The petcock flow test was conducted before adding any fuel to the tank. I siphoned the tank and left it open to the air for a few days. So, what flowed from the feed pipe had been in the petcock pick up pipe since my first post in this thread... when I first removed the pump housing.

I'll remove the feed line from the top of the housing and check that it still flows before going any deeper into a tear down. I almost hope that is the issue.
 
It Lives!

Because I hate to chase threads to a dead end when I'm having issues; here's an update.

Could have been divine intervention because I have no idea what I did to affect the cure.

Nice breezy low humidity day today. The kind of day that inspires a guy....to ride the ever lovin crap out of his motorcycle. Somehow, my conscience convinced me to do something moderately productive instead.

I pulled the panels off, pulled the pumps out-feed line (it leaked fresh fuel), turned the key and witnessed increased fuel flow.

I moved the coil tray out of the way, disconnected the TB, pulled that gas line, turned on the key and fuel pumped into an empty container, with vigor.

I put it back together and decided to test for combustion before checking spark.

It lit up pretty near instantly. It idled while I replaced all the panels. I shut it down after all the body work was back on, let it cool and it lit right back up.

Encouraged, I rode it. I shifted gears, accelerated hard, braked hard and shut it off. It lit right up. I turned it hard in both directions. I changed directions at flip-me speeds, shut it off and hit the button. It lit right up.

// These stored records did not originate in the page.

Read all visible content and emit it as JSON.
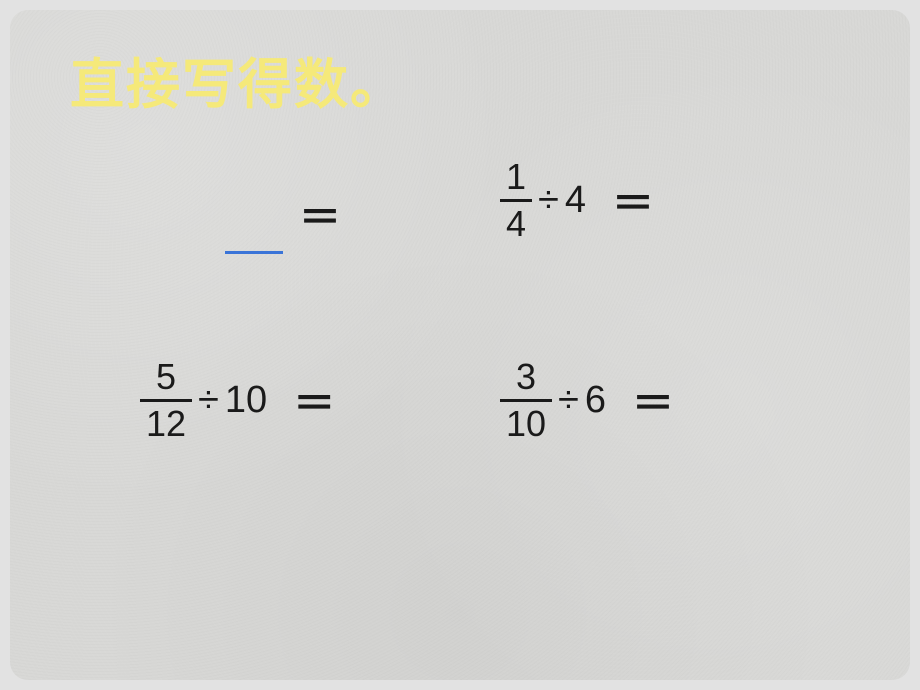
{
  "slide": {
    "title": "直接写得数。",
    "title_color": "#f5e97a",
    "title_fontsize": 54,
    "background_color": "#d8d8d6",
    "border_radius": 18
  },
  "equals_sign": "＝",
  "divide_sign": "÷",
  "problems": {
    "p1": {
      "has_fraction": false,
      "blank_underline": true,
      "underline_color": "#3a74d8",
      "equals": "＝"
    },
    "p2": {
      "fraction": {
        "numerator": "1",
        "denominator": "4"
      },
      "divide": "÷",
      "divisor": "4",
      "equals": "＝"
    },
    "p3": {
      "fraction": {
        "numerator": "5",
        "denominator": "12"
      },
      "divide": "÷",
      "divisor": "10",
      "equals": "＝"
    },
    "p4": {
      "fraction": {
        "numerator": "3",
        "denominator": "10"
      },
      "divide": "÷",
      "divisor": "6",
      "equals": "＝"
    }
  },
  "text_color": "#1a1a1a",
  "font_family": "Microsoft YaHei",
  "fraction_fontsize": 36,
  "operator_fontsize": 38
}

Runs great! Chinese pump works fine....so far. I need to go buy a lottery ticket.
 
Thanks for posting up the conclusion.


It's frustrating to have something start working and not know what you did, but at least it works!


The Rincon that's been in my yard for about 2 years wouldn't shift out of first without locking up the rear wheels. I took it apart and put it back together a couple of times, and suddenly it shifts fine. No idea what I did. Wish I knew what the problem was just to know, but at this point, just want it out of my yard.